Sou uma mulher negra e essa é a coisa que mais me orgulho. Me reconheço, resisto e existo como uma mulher negra. Mas nem sempre foi assim.
Por Ana Luiza Guimarães Pereira enviado para o Portal Geledés
O meu ensino fundamental foi realizado em escola particular, na periferia onde moro. Minha mãe sempre fez questão disso e se virou em mil pra que tal coisa acontecesse. Pois bem, eu tinha 12 anos, estudava em uma escola particular e era uma das únicas alunas negras da minha turma (Re)existiam eu e mais uma outra menina em sala de aula.
Eu demorei muito tempo para cair nas redes dos padrões de beleza racistas. Até os 12 meus cabelos, por exemplo, não eram alisados. Isso potencializava muito as piadas racistas da turma que por diversas vezes eram minimizadas pelos próprios professores. Racismo era/é uma palavra proibida de ser utilizada quando o que está em questão é denuncia-lo dentro das instituições de ensino.
O alvo da parte mais dura do racismo era eu, a outra menina descobriu logo cedo que se juntar com a branquitude era um jeito de pelo menos fingir que não acontecia com ela também, afinal eram todos “amigos”. A verdade é que pra fugir das dores do racismo vendia-se até a alma, o problema disso é que a branquitude cobra e a cobrança vem com juros insustentáveis.
Eu, por outro lado, mantive minha alma comigo e isso irritava os brancos. A chibata então começou a pesar cada dia mais. Eu fui eleita a mais feia da turma, as piadas se intensificaram, o isolamento também. É desde de pequena que a gente vai tomando consciência da solidão. Eu me sentia só.
Comecei então a me dedicar mais aos estudos, fui me tornando cada vez melhor, cada bimestre eu me destacava mais. Não preciso dizer o que a branquitude achou disso né?! a mão pesou dessa vez como nunca.
Um dia, após uma festinha de colegas de turma, fui cercada por algumas alunas. Elas me diziam que eu fedia. “Minha mãe disse que isso é porque ela é preta, eles tem o cheiro forte mesmo” dizia uma e o restante concordava. Fui para casa arrasada, chorei horrores. Odiei cada traço meu, minha cor, meu cabelo. Assimilei aquilo e passei a me ver como uma pessoa repugnante.

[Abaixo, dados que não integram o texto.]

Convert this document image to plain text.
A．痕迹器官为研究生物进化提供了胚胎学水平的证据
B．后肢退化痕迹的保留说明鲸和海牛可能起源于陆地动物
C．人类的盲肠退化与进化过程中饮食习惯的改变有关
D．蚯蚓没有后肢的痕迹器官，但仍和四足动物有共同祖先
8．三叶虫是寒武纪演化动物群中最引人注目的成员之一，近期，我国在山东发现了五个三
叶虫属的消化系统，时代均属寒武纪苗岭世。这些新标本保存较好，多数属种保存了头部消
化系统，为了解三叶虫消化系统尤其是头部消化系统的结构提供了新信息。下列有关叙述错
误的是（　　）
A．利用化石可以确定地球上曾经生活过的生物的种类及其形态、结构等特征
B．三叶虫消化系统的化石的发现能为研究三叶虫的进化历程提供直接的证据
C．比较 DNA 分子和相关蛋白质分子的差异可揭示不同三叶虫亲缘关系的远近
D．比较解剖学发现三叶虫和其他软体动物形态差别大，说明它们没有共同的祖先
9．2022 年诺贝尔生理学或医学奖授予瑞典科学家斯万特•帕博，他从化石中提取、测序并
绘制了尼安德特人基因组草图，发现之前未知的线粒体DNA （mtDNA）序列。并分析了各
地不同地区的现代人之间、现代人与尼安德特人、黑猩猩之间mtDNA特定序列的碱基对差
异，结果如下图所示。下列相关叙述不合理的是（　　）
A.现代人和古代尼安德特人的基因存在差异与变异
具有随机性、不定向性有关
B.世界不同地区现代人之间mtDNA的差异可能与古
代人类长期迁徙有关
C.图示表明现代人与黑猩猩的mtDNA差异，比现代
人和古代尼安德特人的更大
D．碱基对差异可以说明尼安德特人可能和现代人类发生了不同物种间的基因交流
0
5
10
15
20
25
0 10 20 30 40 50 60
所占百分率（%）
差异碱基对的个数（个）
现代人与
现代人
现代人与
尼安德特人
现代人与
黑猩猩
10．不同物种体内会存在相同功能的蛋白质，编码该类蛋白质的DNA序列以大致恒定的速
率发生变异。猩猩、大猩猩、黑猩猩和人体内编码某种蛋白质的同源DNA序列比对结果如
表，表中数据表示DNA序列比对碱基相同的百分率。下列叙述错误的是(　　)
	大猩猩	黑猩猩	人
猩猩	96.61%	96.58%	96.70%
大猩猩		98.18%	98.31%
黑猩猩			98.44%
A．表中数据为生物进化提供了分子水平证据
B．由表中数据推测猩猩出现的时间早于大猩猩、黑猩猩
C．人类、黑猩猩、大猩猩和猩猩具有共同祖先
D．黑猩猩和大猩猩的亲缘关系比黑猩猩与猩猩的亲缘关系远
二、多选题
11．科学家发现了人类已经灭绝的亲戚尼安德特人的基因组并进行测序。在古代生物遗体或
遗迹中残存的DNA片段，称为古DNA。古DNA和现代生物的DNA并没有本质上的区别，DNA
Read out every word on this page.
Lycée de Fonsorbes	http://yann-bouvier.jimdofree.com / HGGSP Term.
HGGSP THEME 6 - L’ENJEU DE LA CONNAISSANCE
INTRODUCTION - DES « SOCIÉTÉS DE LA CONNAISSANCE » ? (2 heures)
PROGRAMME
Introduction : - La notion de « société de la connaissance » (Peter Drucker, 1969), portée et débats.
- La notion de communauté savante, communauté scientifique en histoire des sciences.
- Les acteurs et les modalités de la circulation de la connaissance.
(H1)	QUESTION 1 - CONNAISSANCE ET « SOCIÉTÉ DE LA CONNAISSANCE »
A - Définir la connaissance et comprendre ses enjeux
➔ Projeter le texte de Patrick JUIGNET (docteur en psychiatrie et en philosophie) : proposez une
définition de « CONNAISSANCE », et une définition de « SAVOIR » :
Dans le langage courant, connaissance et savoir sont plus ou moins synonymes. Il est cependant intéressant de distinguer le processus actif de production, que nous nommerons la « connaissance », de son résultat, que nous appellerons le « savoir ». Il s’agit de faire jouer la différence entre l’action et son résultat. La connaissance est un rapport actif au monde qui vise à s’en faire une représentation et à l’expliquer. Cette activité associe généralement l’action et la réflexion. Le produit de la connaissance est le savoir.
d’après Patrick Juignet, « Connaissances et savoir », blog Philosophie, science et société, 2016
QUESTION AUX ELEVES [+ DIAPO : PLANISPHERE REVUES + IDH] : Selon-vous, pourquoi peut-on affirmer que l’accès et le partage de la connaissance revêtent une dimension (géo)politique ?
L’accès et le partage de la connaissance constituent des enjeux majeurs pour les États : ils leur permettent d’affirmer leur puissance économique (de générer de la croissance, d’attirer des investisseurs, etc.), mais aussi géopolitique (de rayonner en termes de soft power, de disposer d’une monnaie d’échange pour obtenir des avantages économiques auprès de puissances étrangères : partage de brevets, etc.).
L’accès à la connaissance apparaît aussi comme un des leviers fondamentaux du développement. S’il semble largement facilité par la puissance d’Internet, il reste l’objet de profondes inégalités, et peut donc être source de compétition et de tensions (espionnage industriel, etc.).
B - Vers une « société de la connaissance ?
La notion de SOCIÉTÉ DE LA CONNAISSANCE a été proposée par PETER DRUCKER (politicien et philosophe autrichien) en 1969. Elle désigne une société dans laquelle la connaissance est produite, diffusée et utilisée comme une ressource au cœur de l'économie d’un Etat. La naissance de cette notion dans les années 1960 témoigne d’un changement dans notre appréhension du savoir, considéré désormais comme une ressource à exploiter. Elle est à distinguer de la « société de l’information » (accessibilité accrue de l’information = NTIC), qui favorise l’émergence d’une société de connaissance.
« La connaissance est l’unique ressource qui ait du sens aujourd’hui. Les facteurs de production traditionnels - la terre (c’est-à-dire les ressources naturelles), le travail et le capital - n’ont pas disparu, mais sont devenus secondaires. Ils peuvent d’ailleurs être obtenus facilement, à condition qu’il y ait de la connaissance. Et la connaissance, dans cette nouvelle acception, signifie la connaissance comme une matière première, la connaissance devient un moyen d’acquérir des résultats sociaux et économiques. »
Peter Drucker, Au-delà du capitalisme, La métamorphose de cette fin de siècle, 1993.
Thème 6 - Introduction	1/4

Hoje tenho 20 anos, sou militante negra e pesquisadora. Mesmo tendo desconstruído muita coisa
isso ainda me bate, eu passo desodorante a cada ida ao banheiro. Já tive diversas alergias por isso.

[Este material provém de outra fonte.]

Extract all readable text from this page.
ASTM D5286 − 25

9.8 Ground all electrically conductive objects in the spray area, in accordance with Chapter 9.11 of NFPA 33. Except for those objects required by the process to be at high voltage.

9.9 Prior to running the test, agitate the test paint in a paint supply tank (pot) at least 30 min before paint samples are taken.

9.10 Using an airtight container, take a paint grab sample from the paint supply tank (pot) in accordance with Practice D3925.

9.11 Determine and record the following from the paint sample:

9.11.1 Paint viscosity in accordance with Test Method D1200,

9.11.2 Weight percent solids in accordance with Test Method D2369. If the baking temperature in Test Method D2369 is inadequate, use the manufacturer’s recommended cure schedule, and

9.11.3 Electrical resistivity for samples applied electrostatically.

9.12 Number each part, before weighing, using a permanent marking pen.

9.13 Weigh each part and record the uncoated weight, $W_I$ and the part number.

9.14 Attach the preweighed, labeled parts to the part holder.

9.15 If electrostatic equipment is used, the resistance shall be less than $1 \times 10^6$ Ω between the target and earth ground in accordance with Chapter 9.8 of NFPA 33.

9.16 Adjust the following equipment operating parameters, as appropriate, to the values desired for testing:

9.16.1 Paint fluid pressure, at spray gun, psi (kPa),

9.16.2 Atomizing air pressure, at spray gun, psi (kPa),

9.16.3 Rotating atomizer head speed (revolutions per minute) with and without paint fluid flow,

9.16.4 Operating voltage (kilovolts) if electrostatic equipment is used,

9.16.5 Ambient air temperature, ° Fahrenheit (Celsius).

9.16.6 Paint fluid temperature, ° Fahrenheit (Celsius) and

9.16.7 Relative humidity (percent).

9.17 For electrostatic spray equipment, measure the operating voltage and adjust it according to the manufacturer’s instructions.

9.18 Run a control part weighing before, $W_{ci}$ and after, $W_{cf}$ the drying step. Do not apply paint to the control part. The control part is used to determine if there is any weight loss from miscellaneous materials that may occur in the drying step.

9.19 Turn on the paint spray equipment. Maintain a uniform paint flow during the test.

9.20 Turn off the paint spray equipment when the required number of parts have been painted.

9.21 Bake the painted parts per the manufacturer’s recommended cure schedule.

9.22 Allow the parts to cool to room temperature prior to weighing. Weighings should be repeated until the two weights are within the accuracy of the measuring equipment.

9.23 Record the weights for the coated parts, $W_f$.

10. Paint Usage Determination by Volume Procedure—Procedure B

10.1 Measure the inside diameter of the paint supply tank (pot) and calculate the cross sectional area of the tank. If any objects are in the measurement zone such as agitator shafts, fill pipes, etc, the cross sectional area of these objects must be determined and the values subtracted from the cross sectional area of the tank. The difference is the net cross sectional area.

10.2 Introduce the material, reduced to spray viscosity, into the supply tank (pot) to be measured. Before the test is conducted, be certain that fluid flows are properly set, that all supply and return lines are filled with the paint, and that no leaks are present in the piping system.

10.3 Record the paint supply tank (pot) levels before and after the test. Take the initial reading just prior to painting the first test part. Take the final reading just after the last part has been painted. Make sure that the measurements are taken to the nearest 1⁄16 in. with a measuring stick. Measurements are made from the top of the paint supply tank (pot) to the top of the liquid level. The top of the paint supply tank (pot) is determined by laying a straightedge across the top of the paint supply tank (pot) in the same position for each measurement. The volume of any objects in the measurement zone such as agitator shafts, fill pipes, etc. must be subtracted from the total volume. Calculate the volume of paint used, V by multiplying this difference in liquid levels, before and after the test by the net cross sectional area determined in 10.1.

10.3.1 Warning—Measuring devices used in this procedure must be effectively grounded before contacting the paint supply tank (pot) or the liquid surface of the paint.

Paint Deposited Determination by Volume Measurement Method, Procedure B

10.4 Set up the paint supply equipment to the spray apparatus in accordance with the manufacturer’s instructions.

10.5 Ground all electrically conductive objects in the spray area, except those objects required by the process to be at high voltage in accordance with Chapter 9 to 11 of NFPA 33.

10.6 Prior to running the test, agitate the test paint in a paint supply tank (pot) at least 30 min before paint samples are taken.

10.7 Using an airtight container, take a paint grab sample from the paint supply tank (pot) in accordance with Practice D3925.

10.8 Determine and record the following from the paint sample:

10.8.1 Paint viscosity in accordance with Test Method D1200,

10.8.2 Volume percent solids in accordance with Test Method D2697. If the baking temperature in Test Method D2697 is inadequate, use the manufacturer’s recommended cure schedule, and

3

Parece que essa situação fica sempre à beira de se repetir.
As crianças brancas são ensinadas a segurar o chicote e a pesar a mão nas batidas. O chicote é posto
por adultos em uma espécie de herança racista. Ninguém tira, ninguém ensina, e nós desde pequenos vamos apanhando e sofrendo com isso.
Ainda enxergamos o racismo como sendo apenas a ofensa, deixamos de lado as pequenas agressões
do dia-a- dia, agressões essas que são em sua maioria feitas dentro da escola e que vão nos detonando por dentro desde pequenos. Do micro ao macro o racismo está presente nos machucando, as vezes de tal forma que fica difícil se recuperar.
Precisamos urgentemente falar das experiências racistas que nossas crianças negras passam e de
como isso interfere na sua construção como negro (a). Precisamos ensina-las a se amar e precisamos ensinar também as crianças brancas a abaixar o chicote do racismo. Cada ponto por menor que seja será usado contra nós pela branquitude.
Eu tenho 20 anos e essa ferida não cura, minha mãe tem 50 e existem feridas nela que também nunca se fecharam. Não podemos deixar que crianças negras continuem a enfrentar isso.